Während des wochenlangen Trocknens färbt sich die Macis bernsteingelb, jetzt dient auch sie – vom Kern gelöst – als Gewürz. Wie die Nuss besticht sie durch einen balsamischen Duft, beide bestehen zu mehr als zehn Prozent aus ätherischem Öl. Ein wesentlicher Bestandteil ist das giftige Myristicin. Verzehrt in größeren Mengen, gemeinhin spricht man hier von mehr als einer ganzen Nuss, schädigt es die Leber oder kann zu Halluzinationen führen. Frei nach Paracelsus gilt wieder einmal: Die Dosis macht das Gift. Übrigens auch bei Petersilie, Dill oder Pastinake. Auch sie enthalten Myristicin.
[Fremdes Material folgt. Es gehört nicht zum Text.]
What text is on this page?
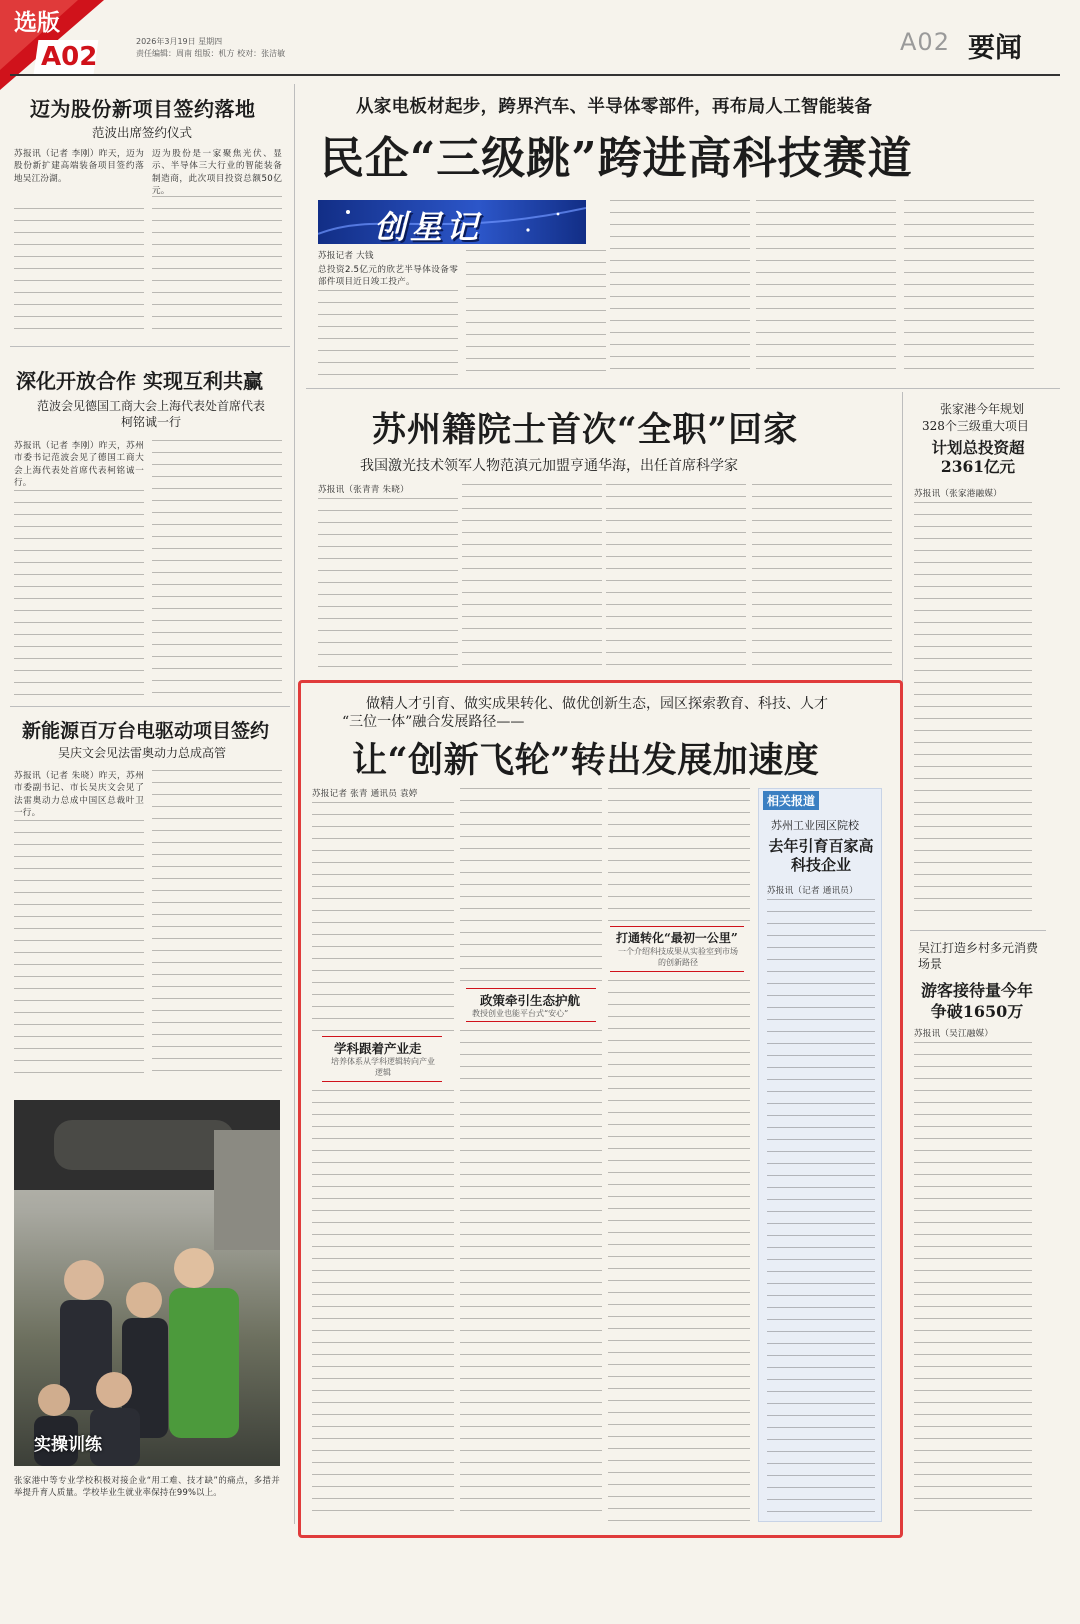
选版
A02
2026年3月19日 星期四
责任编辑：周南 组版：机方 校对：张洁敏	A02 要闻
迈为股份新项目签约落地
范波出席签约仪式
苏报讯（记者 李刚）昨天，迈为股份新扩建高端装备项目签约落地吴江汾湖。
迈为股份是一家聚焦光伏、显示、半导体三大行业的智能装备制造商，此次项目投资总额50亿元。
深化开放合作 实现互利共赢
范波会见德国工商大会上海代表处首席代表柯铭诚一行
苏报讯（记者 李刚）昨天，苏州市委书记范波会见了德国工商大会上海代表处首席代表柯铭诚一行。
新能源百万台电驱动项目签约
吴庆文会见法雷奥动力总成高管
苏报讯（记者 朱晓）昨天，苏州市委副书记、市长吴庆文会见了法雷奥动力总成中国区总裁叶卫一行。
实操训练
张家港中等专业学校积极对接企业“用工难、技才缺”的痛点，多措并举提升育人质量。学校毕业生就业率保持在99%以上。
从家电板材起步，跨界汽车、半导体零部件，再布局人工智能装备
民企“三级跳”跨进高科技赛道
创星记
苏报记者 大钱
总投资2.5亿元的欣艺半导体设备零部件项目近日竣工投产。
苏州籍院士首次“全职”回家
我国激光技术领军人物范滇元加盟亨通华海，出任首席科学家
苏报讯（张青青 朱晓）
张家港今年规划
328个三级重大项目
计划总投资超2361亿元
苏报讯（张家港融媒）
吴江打造乡村多元消费场景
游客接待量今年争破1650万
苏报讯（吴江融媒）
做精人才引育、做实成果转化、做优创新生态，园区探索教育、科技、人才
“三位一体”融合发展路径——
让“创新飞轮”转出发展加速度
苏报记者 张青 通讯员 袁婷
政策牵引生态护航
教授创业也能平台式“安心”
学科跟着产业走
培养体系从学科逻辑转向产业逻辑
打通转化“最初一公里”
一个介绍科技成果从实验室到市场的创新路径
相关报道
苏州工业园区院校
去年引育百家高科技企业
苏报讯（记者 通讯员）
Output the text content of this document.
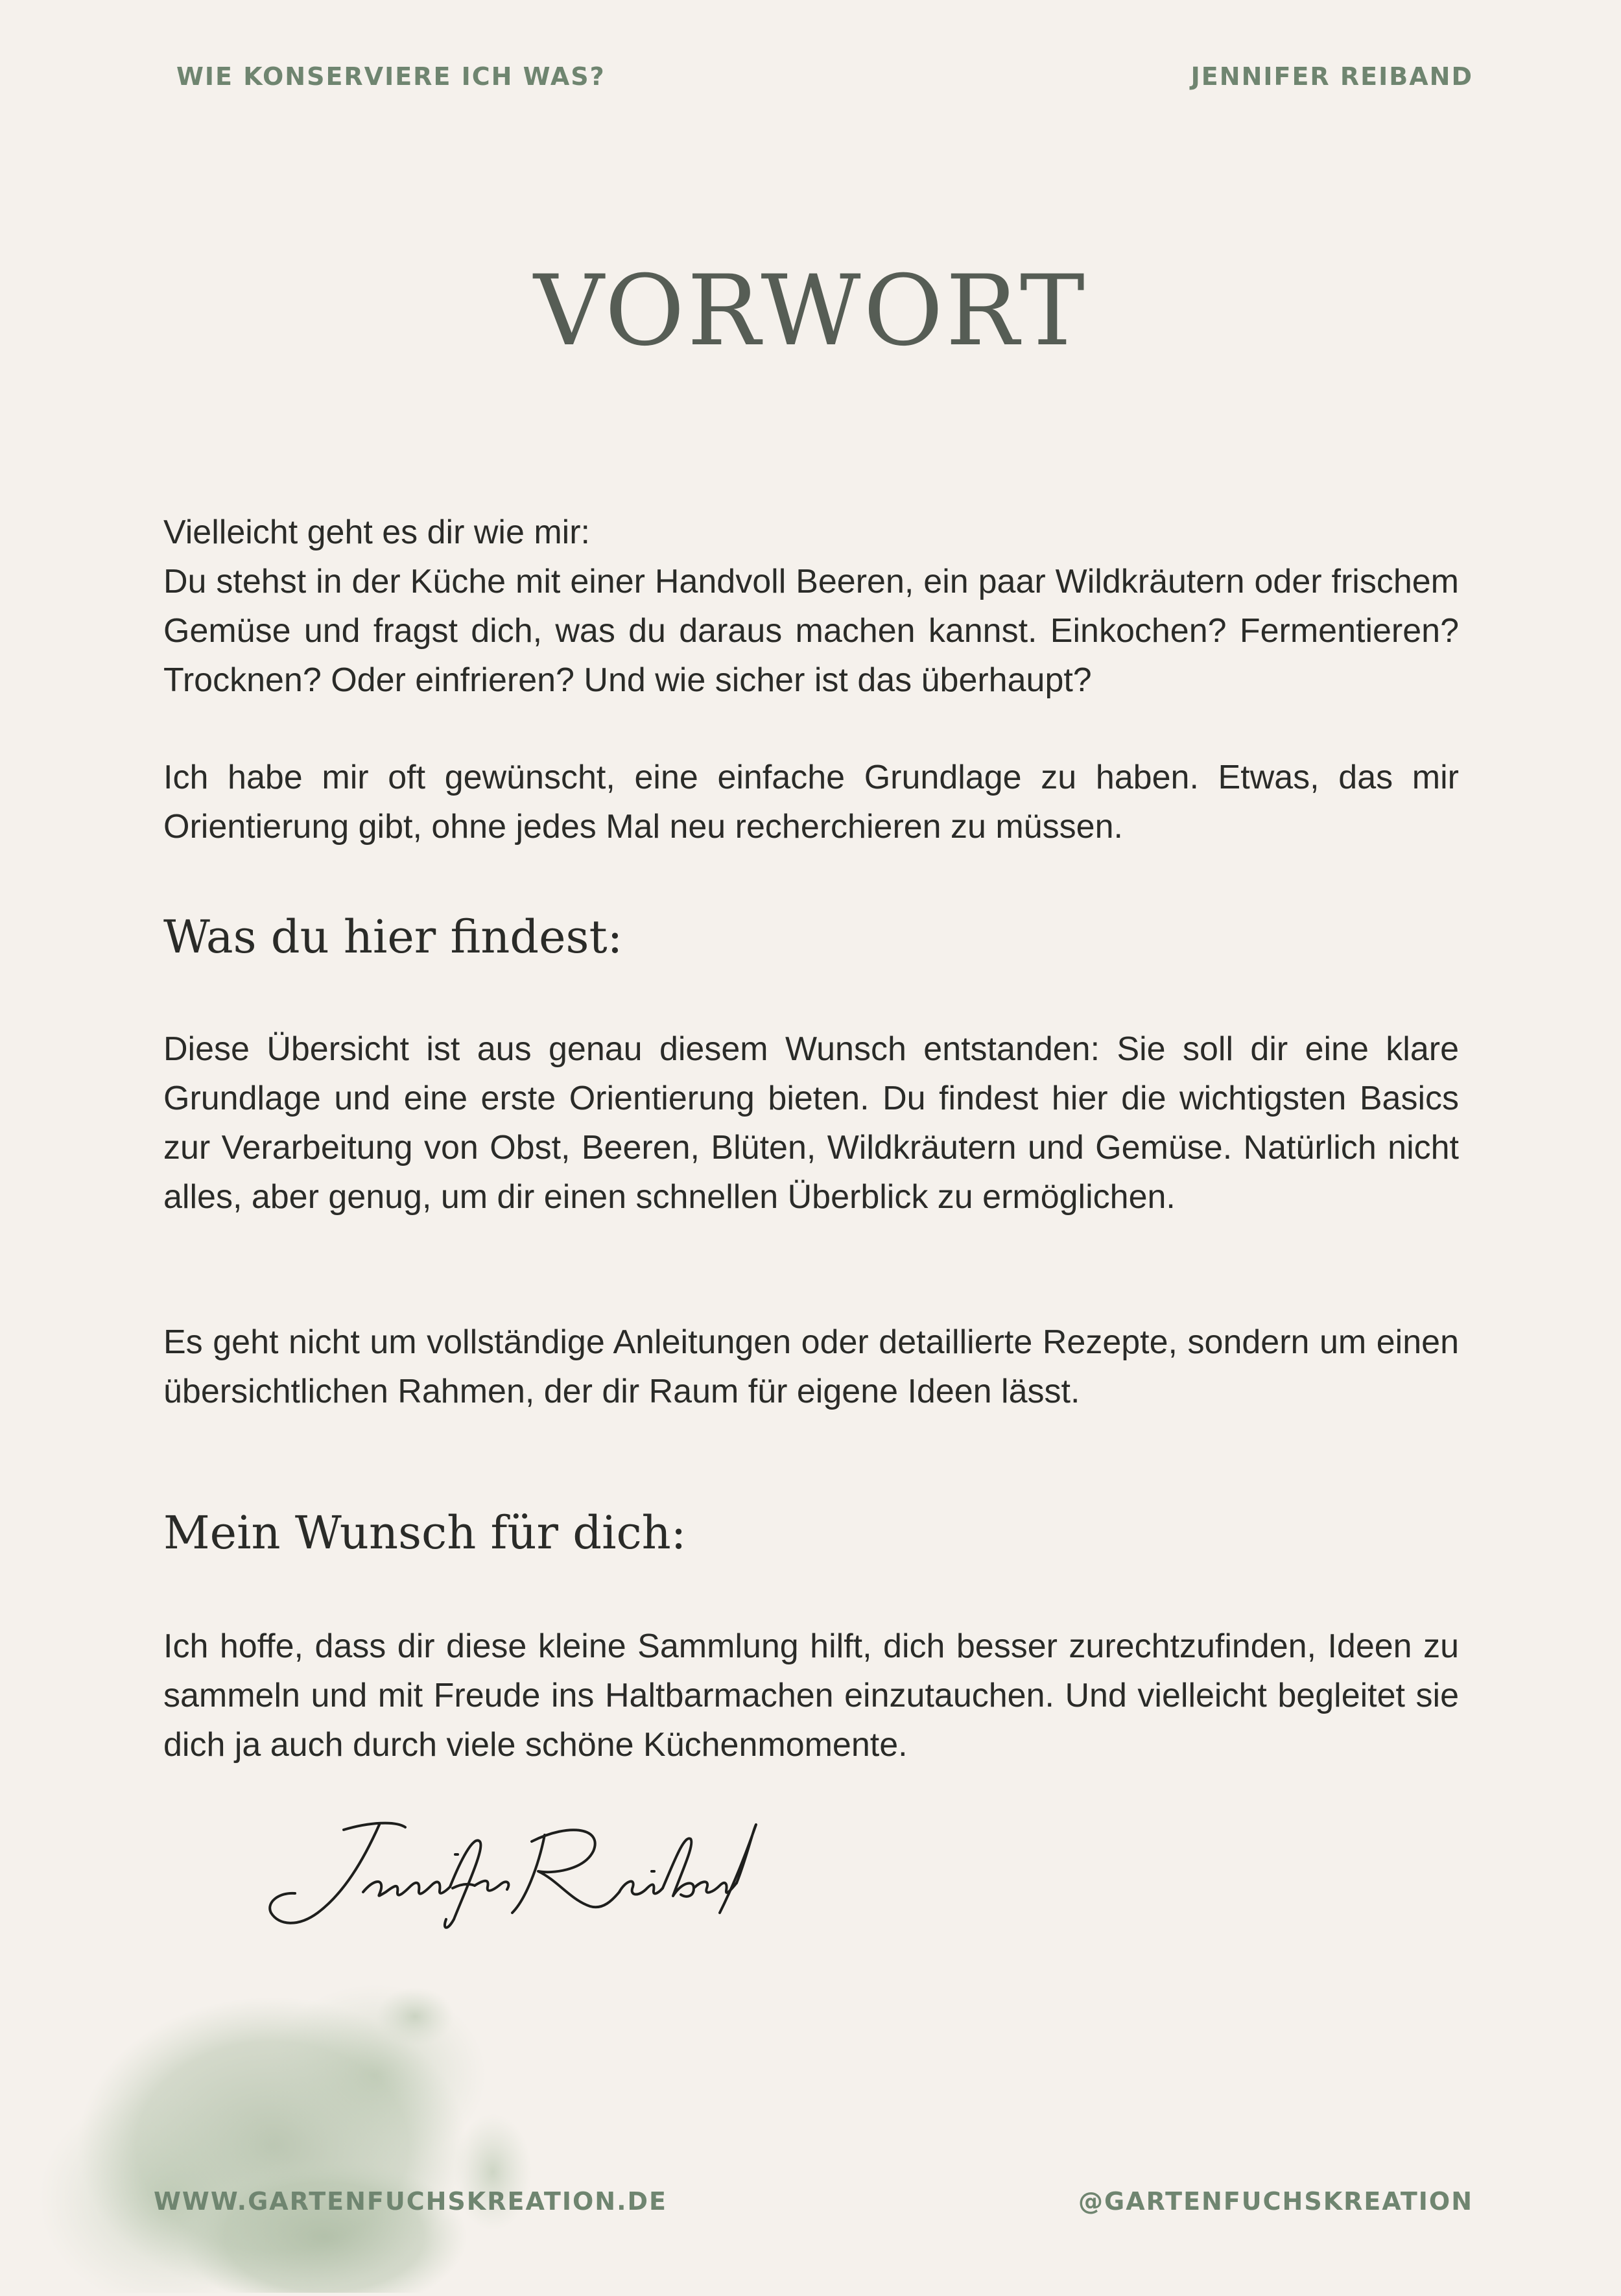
WIE KONSERVIERE ICH WAS?	JENNIFER REIBAND
VORWORT

Vielleicht geht es dir wie mir:

Du stehst in der Küche mit einer Handvoll Beeren, ein paar Wildkräutern oder frischem Gemüse und fragst dich, was du daraus machen kannst. Einkochen? Fermentieren? Trocknen? Oder einfrieren? Und wie sicher ist das überhaupt?

Ich habe mir oft gewünscht, eine einfache Grundlage zu haben. Etwas, das mir Orientierung gibt, ohne jedes Mal neu recherchieren zu müssen.

Was du hier findest:

Diese Übersicht ist aus genau diesem Wunsch entstanden: Sie soll dir eine klare Grundlage und eine erste Orientierung bieten. Du findest hier die wichtigsten Basics zur Verarbeitung von Obst, Beeren, Blüten, Wildkräutern und Gemüse. Natürlich nicht alles, aber genug, um dir einen schnellen Überblick zu ermöglichen.

Es geht nicht um vollständige Anleitungen oder detaillierte Rezepte, sondern um einen übersichtlichen Rahmen, der dir Raum für eigene Ideen lässt.

Mein Wunsch für dich:

Ich hoffe, dass dir diese kleine Sammlung hilft, dich besser zurechtzufinden, Ideen zu sammeln und mit Freude ins Haltbarmachen einzutauchen. Und vielleicht begleitet sie dich ja auch durch viele schöne Küchenmomente.

WWW.GARTENFUCHSKREATION.DE	@GARTENFUCHSKREATION
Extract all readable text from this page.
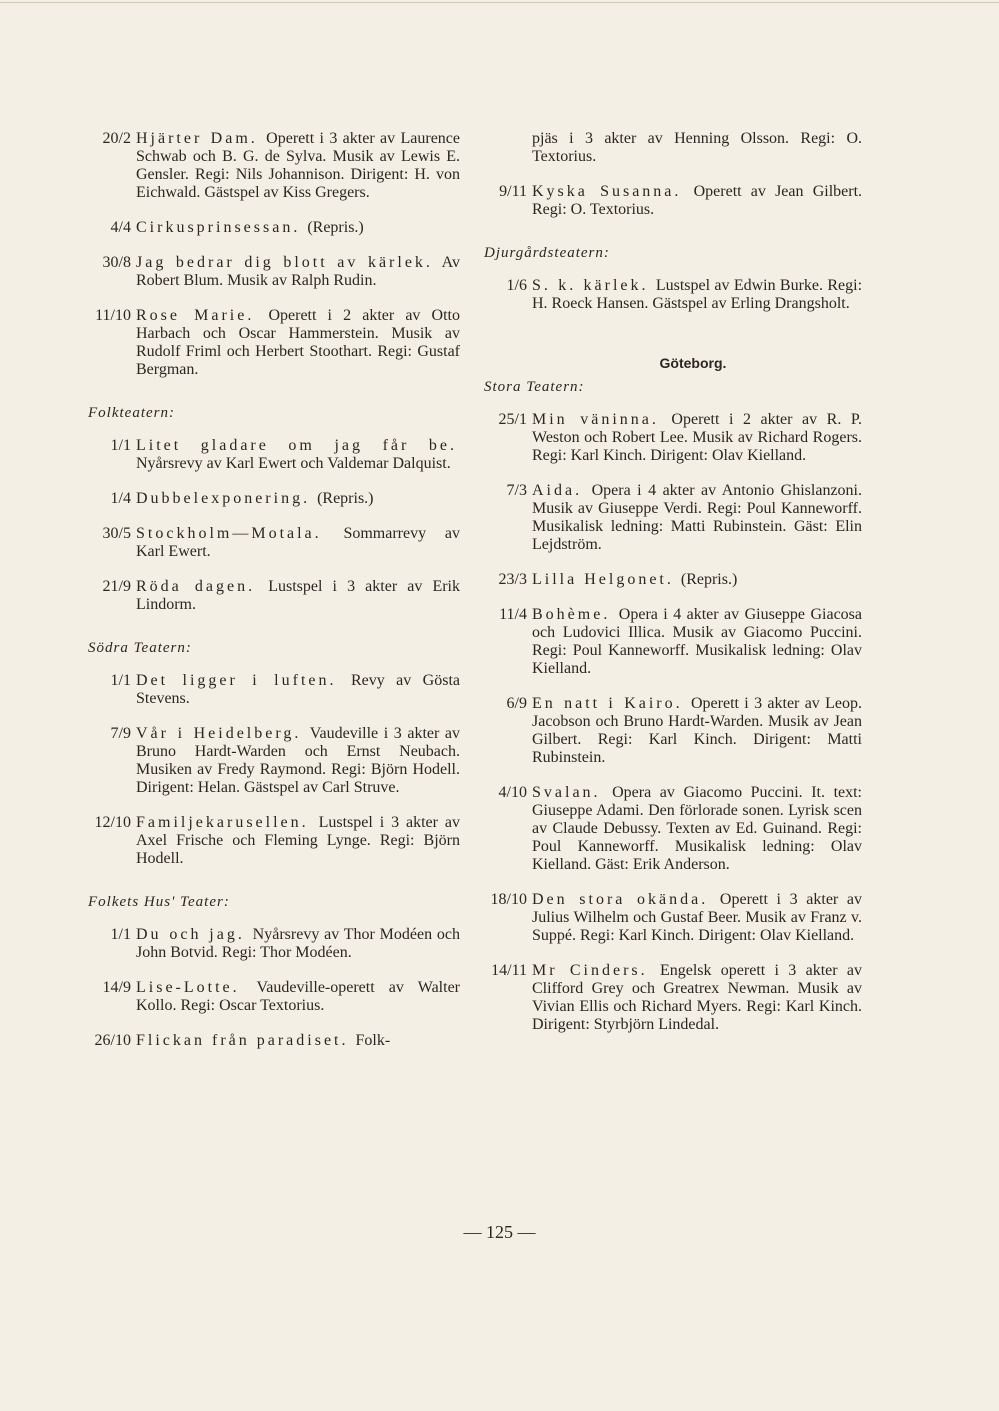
20/2 Hjärter Dam. Operett i 3 akter av Laurence Schwab och B. G. de Sylva. Musik av Lewis E. Gensler. Regi: Nils Johannison. Dirigent: H. von Eichwald. Gästspel av Kiss Gregers.
4/4 Cirkusprinsessan. (Repris.)
30/8 Jag bedrar dig blott av kärlek. Av Robert Blum. Musik av Ralph Rudin.
11/10 Rose Marie. Operett i 2 akter av Otto Harbach och Oscar Hammerstein. Musik av Rudolf Friml och Herbert Stoothart. Regi: Gustaf Bergman.
Folkteatern:
1/1 Litet gladare om jag får be. Nyårsrevy av Karl Ewert och Valdemar Dalquist.
1/4 Dubbelexponering. (Repris.)
30/5 Stockholm—Motala. Sommarrevy av Karl Ewert.
21/9 Röda dagen. Lustspel i 3 akter av Erik Lindorm.
Södra Teatern:
1/1 Det ligger i luften. Revy av Gösta Stevens.
7/9 Vår i Heidelberg. Vaudeville i 3 akter av Bruno Hardt-Warden och Ernst Neubach. Musiken av Fredy Raymond. Regi: Björn Hodell. Dirigent: Helan. Gästspel av Carl Struve.
12/10 Familjekarusellen. Lustspel i 3 akter av Axel Frische och Fleming Lynge. Regi: Björn Hodell.
Folkets Hus' Teater:
1/1 Du och jag. Nyårsrevy av Thor Modéen och John Botvid. Regi: Thor Modéen.
14/9 Lise-Lotte. Vaudeville-operett av Walter Kollo. Regi: Oscar Textorius.
26/10 Flickan från paradiset. Folk-
pjäs i 3 akter av Henning Olsson. Regi: O. Textorius.
9/11 Kyska Susanna. Operett av Jean Gilbert. Regi: O. Textorius.
Djurgårdsteatern:
1/6 S. k. kärlek. Lustspel av Edwin Burke. Regi: H. Roeck Hansen. Gästspel av Erling Drangsholt.
Göteborg.
Stora Teatern:
25/1 Min väninna. Operett i 2 akter av R. P. Weston och Robert Lee. Musik av Richard Rogers. Regi: Karl Kinch. Dirigent: Olav Kielland.
7/3 Aida. Opera i 4 akter av Antonio Ghislanzoni. Musik av Giuseppe Verdi. Regi: Poul Kanneworff. Musikalisk ledning: Matti Rubinstein. Gäst: Elin Lejdström.
23/3 Lilla Helgonet. (Repris.)
11/4 Bohème. Opera i 4 akter av Giuseppe Giacosa och Ludovici Illica. Musik av Giacomo Puccini. Regi: Poul Kanneworff. Musikalisk ledning: Olav Kielland.
6/9 En natt i Kairo. Operett i 3 akter av Leop. Jacobson och Bruno Hardt-Warden. Musik av Jean Gilbert. Regi: Karl Kinch. Dirigent: Matti Rubinstein.
4/10 Svalan. Opera av Giacomo Puccini. It. text: Giuseppe Adami. Den förlorade sonen. Lyrisk scen av Claude Debussy. Texten av Ed. Guinand. Regi: Poul Kanneworff. Musikalisk ledning: Olav Kielland. Gäst: Erik Anderson.
18/10 Den stora okända. Operett i 3 akter av Julius Wilhelm och Gustaf Beer. Musik av Franz v. Suppé. Regi: Karl Kinch. Dirigent: Olav Kielland.
14/11 Mr Cinders. Engelsk operett i 3 akter av Clifford Grey och Greatrex Newman. Musik av Vivian Ellis och Richard Myers. Regi: Karl Kinch. Dirigent: Styrbjörn Lindedal.
— 125 —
Nun aber genug davon, denn die Muskatnuss und ihre „Blüte“ enthalten eine komplexe Vielzahl unterschiedlicher Duft- und Wirkstoffe, die zusammengenommen ein ausgewogenes, aber durchaus nachhaltiges Aroma verantworten. Darin zeigen sich harzige und würzig-warme Noten ebenso wie liebliche und zitronig-florale – je nachdem ob Nuss oder Macis zum Zuge kommen.